Jack Tigre e as minorias dos quadradinhos, no Jornal de Notícias: 9 de Agosto de 2011

Texto da secção Cultura, de 9/08/2011
F. Cleto e Pina

Imensas minorias aos quadradinhos

* Criação de Homem-Aranha negro de origem hispânica volta a colocar a questão étnica na ordem do dia na BD

Se há semanas o anúncio da morte do Homem-Aranha mereceu grandes atenções mediáticas um pouco por todo o Mundo, a sua substituição por um negro de origem hispânica não lhe fica atrás. E, assim, a questão étnica volta ao território da banda desenhada.

Convém esclarecer que esta mudança, contudo, não diz respeito ao super-herói original, mas sim ao da versão da revista “Ultimate“, que transpunha a sua origem para os nossos dias. Nela, depois da morte de Peter Parker, o protagonismo está entregue a Miles Morales, descendente de africanos e de latinos. A sua origem será contada em Setembro, em “Ultimate  Comics Spider-Man #1“, onde, segundo o argumentista Brian Bendis, surgirá “como um Homem-Aranha do século XXI, um reflexo da cultura e diversidade norte-americanas“. Esta ideia estava em cima da mesa desde que Obama foi eleito para a Casa Branca.

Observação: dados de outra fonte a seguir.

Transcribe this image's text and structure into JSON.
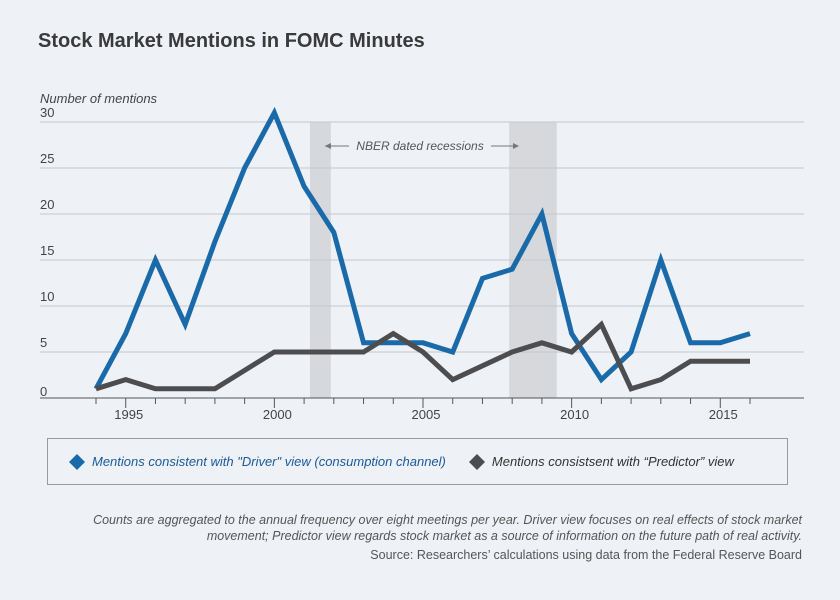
{
  "title": "Stock Market Mentions in FOMC Minutes",
  "chart_data": {
    "type": "line",
    "ylabel": "Number of mentions",
    "xlabel": "",
    "ylim": [
      0,
      30
    ],
    "xlim": [
      1993,
      2018
    ],
    "yticks": [
      0,
      5,
      10,
      15,
      20,
      25,
      30
    ],
    "xticks": [
      1995,
      2000,
      2005,
      2010,
      2015
    ],
    "grid": true,
    "x": [
      1994,
      1995,
      1996,
      1997,
      1998,
      1999,
      2000,
      2001,
      2002,
      2003,
      2004,
      2005,
      2006,
      2007,
      2008,
      2009,
      2010,
      2011,
      2012,
      2013,
      2014,
      2015,
      2016
    ],
    "series": [
      {
        "name": "Mentions consistent with \"Driver\" view (consumption channel)",
        "color": "#1a6aaa",
        "values": [
          1,
          7,
          15,
          8,
          17,
          25,
          31,
          23,
          18,
          6,
          6,
          6,
          5,
          13,
          14,
          20,
          7,
          2,
          5,
          15,
          6,
          6,
          7
        ]
      },
      {
        "name": "Mentions consistsent with “Predictor” view",
        "color": "#4d4d4f",
        "values": [
          1,
          2,
          1,
          1,
          1,
          3,
          5,
          5,
          5,
          5,
          7,
          5,
          2,
          3.5,
          5,
          6,
          5,
          8,
          1,
          2,
          4,
          4,
          4
        ]
      }
    ],
    "recessions": [
      [
        2001.2,
        2001.9
      ],
      [
        2007.9,
        2009.5
      ]
    ],
    "annotation": "NBER dated recessions"
  },
  "footnote": "Counts are aggregated to the annual frequency over eight meetings per year. Driver view focuses on real effects of stock market movement; Predictor view regards stock market as a source of information on the future path of real activity.",
  "source": "Source: Researchers’ calculations using data from the Federal Reserve Board"
}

Sendo verdade que a opção permite uma nova e diferente abordagem em termos narrativos — desde logo mostrando o novo Homem-Aranha como vítima de racismo —, possivelmente, por detrás desta mudança tão radical estarão apenas objectivos de marketing. Que resultaram quando o Homem-Aranha morreu às mãos do Duende Verde, com as vendas da revista a triplicarem, fruto também da mediatização do facto, tal como acontece agora.

Para já, resta aguardar pela reacção dos fãs, sendo certo que Miles Morales poderá conquistar novos leitores junto das comunidades negra e hispânica, uma vez que os quadradinhos norte-americanos (e não só) não têm sido pródigos na entrega de papéis de primeira grandeza a representantes de minorias.

Quase sempre secundários

Na verdade, presentes desde os clássicos da BD até ao presente, negros, latinos e outros raramente ultrapassaram papéis secundários, como ajudantes ou contraponto cómico do herói branco, bem parecido e com capacidade de decisão, como no caso de Mandrake, o mágico, que tinha como auxiliar Lotário, o hercúleo e musculado negro, que até era monarca de uma nação africana!

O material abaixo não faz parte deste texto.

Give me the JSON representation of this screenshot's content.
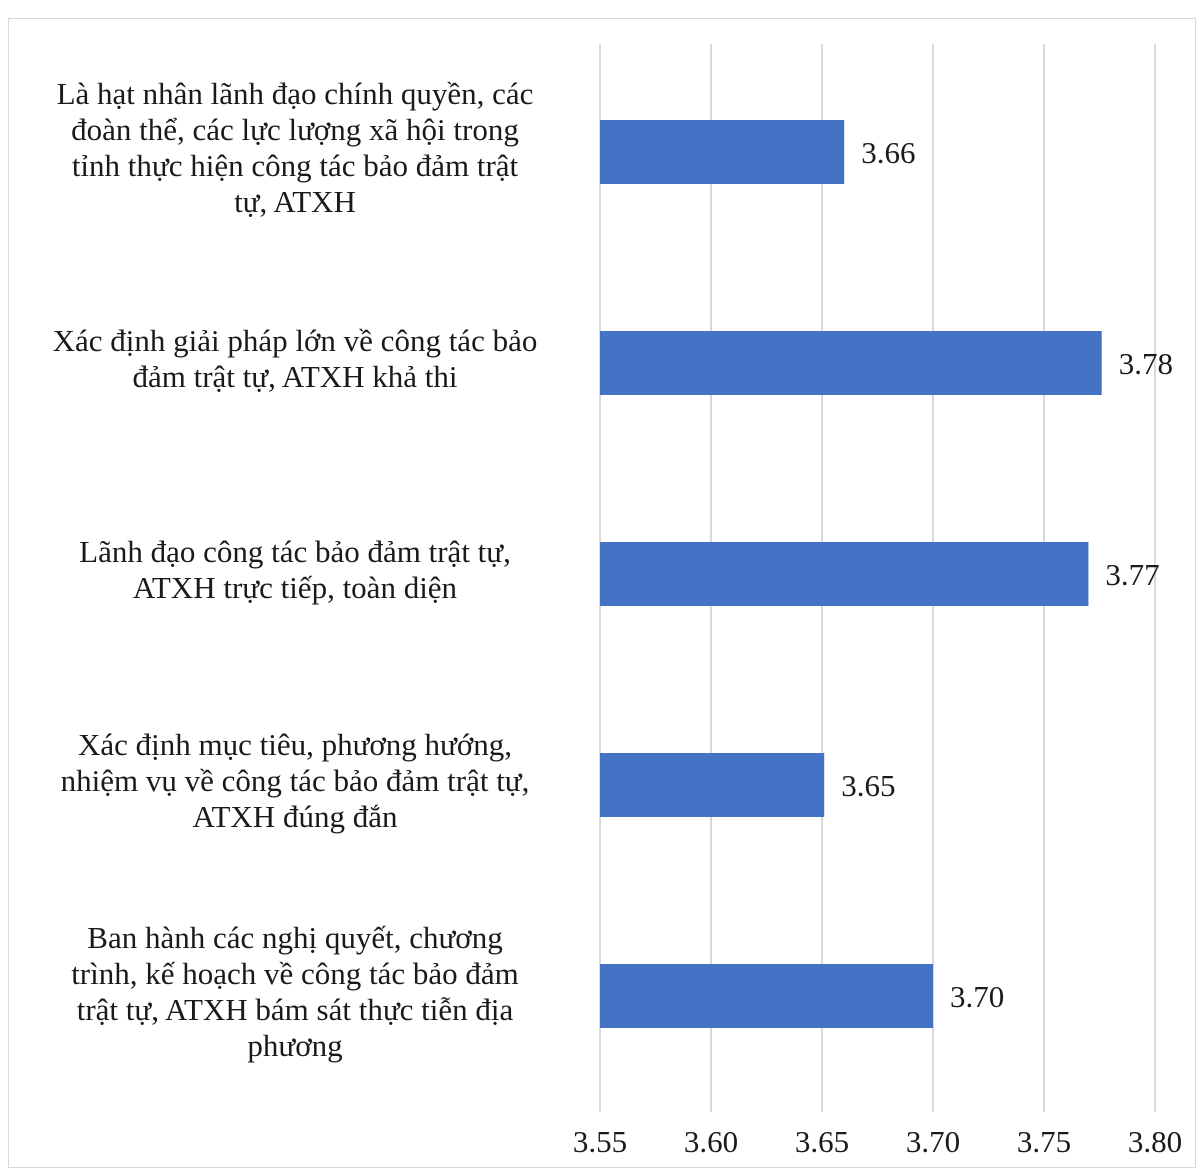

No campo dos super-heróis, durante anos, o companheiro de aventuras do Capitão América foi outro negro, conhecido como Falcão.

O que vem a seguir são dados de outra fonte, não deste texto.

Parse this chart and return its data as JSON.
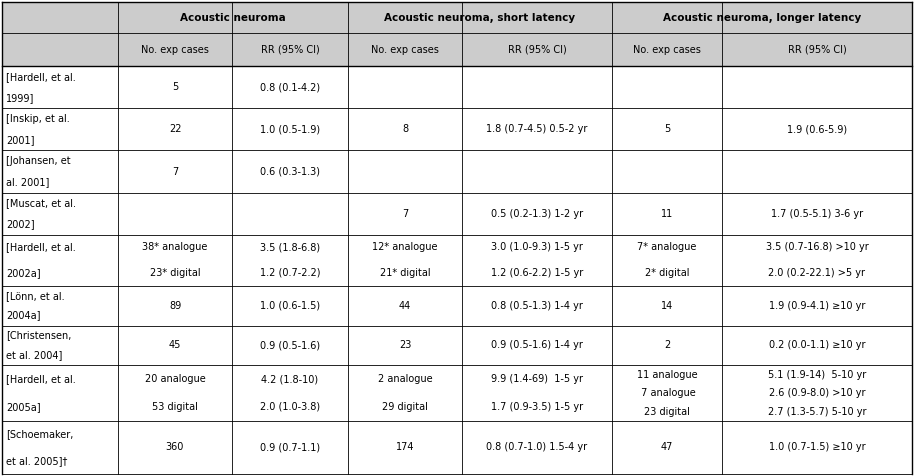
{
  "col_headers_row1": [
    "",
    "Acoustic neuroma",
    "Acoustic neuroma, short latency",
    "Acoustic neuroma, longer latency"
  ],
  "col_headers_row2": [
    "",
    "No. exp cases",
    "RR (95% CI)",
    "No. exp cases",
    "RR (95% CI)",
    "No. exp cases",
    "RR (95% CI)"
  ],
  "rows": [
    {
      "ref": "[Hardell, et al.\n1999]",
      "an_cases": "5",
      "an_rr": "0.8 (0.1-4.2)",
      "ans_cases": "",
      "ans_rr": "",
      "anl_cases": "",
      "anl_rr": ""
    },
    {
      "ref": "[Inskip, et al.\n2001]",
      "an_cases": "22",
      "an_rr": "1.0 (0.5-1.9)",
      "ans_cases": "8",
      "ans_rr": "1.8 (0.7-4.5) 0.5-2 yr",
      "anl_cases": "5",
      "anl_rr": "1.9 (0.6-5.9)"
    },
    {
      "ref": "[Johansen, et\nal. 2001]",
      "an_cases": "7",
      "an_rr": "0.6 (0.3-1.3)",
      "ans_cases": "",
      "ans_rr": "",
      "anl_cases": "",
      "anl_rr": ""
    },
    {
      "ref": "[Muscat, et al.\n2002]",
      "an_cases": "",
      "an_rr": "",
      "ans_cases": "7",
      "ans_rr": "0.5 (0.2-1.3) 1-2 yr",
      "anl_cases": "11",
      "anl_rr": "1.7 (0.5-5.1) 3-6 yr"
    },
    {
      "ref": "[Hardell, et al.\n2002a]",
      "an_cases": "38* analogue\n23* digital",
      "an_rr": "3.5 (1.8-6.8)\n1.2 (0.7-2.2)",
      "ans_cases": "12* analogue\n21* digital",
      "ans_rr": "3.0 (1.0-9.3) 1-5 yr\n1.2 (0.6-2.2) 1-5 yr",
      "anl_cases": "7* analogue\n2* digital",
      "anl_rr": "3.5 (0.7-16.8) >10 yr\n2.0 (0.2-22.1) >5 yr"
    },
    {
      "ref": "[Lönn, et al.\n2004a]",
      "an_cases": "89",
      "an_rr": "1.0 (0.6-1.5)",
      "ans_cases": "44",
      "ans_rr": "0.8 (0.5-1.3) 1-4 yr",
      "anl_cases": "14",
      "anl_rr": "1.9 (0.9-4.1) ≥10 yr"
    },
    {
      "ref": "[Christensen,\net al. 2004]",
      "an_cases": "45",
      "an_rr": "0.9 (0.5-1.6)",
      "ans_cases": "23",
      "ans_rr": "0.9 (0.5-1.6) 1-4 yr",
      "anl_cases": "2",
      "anl_rr": "0.2 (0.0-1.1) ≥10 yr"
    },
    {
      "ref": "[Hardell, et al.\n2005a]",
      "an_cases": "20 analogue\n53 digital",
      "an_rr": "4.2 (1.8-10)\n2.0 (1.0-3.8)",
      "ans_cases": "2 analogue\n29 digital",
      "ans_rr": "9.9 (1.4-69)  1-5 yr\n1.7 (0.9-3.5) 1-5 yr",
      "anl_cases": "11 analogue\n 7 analogue\n23 digital",
      "anl_rr": "5.1 (1.9-14)  5-10 yr\n2.6 (0.9-8.0) >10 yr\n2.7 (1.3-5.7) 5-10 yr"
    },
    {
      "ref": "[Schoemaker,\net al. 2005]†",
      "an_cases": "360",
      "an_rr": "0.9 (0.7-1.1)",
      "ans_cases": "174",
      "ans_rr": "0.8 (0.7-1.0) 1.5-4 yr",
      "anl_cases": "47",
      "anl_rr": "1.0 (0.7-1.5) ≥10 yr"
    }
  ],
  "background_color": "#ffffff",
  "header_bg": "#cccccc",
  "border_color": "#000000",
  "font_size": 7.0,
  "header_font_size": 7.5,
  "fig_width": 9.14,
  "fig_height": 4.76,
  "dpi": 100
}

Blade, o caçador de vampiros; Pantera Negra e Luke Cage também são negros, sendo que a Cat Woman, o Lanterna Verde, Nick Fury, a X-Woman Tempestade e mesmo o Capitão América, o Super-Homem e a Super-Girl, estes num universo paralelo, já tiveram versões negras.

O western é um género em que os exemplos abundam: dois cowboys galantes, Cisco Kid e Jerry Spring, geralmente faziam-se acompanhar por mexicanos de nome Pancho, grande perímetro abdominal e o jeito para o disparate, tal como o seu compatriota Chico, ajudante regular de Zagor. Numa outra criação Bonelli, Tex, em muitas histórias, o ranger não dispensa a sombra de Jack Tigre, pele-vermelha, como Tonto, o amigo do Lone Ranger, e Comanche, a patroa de Red Dust, menos protagonista do que este apesar da série ter o seu nome.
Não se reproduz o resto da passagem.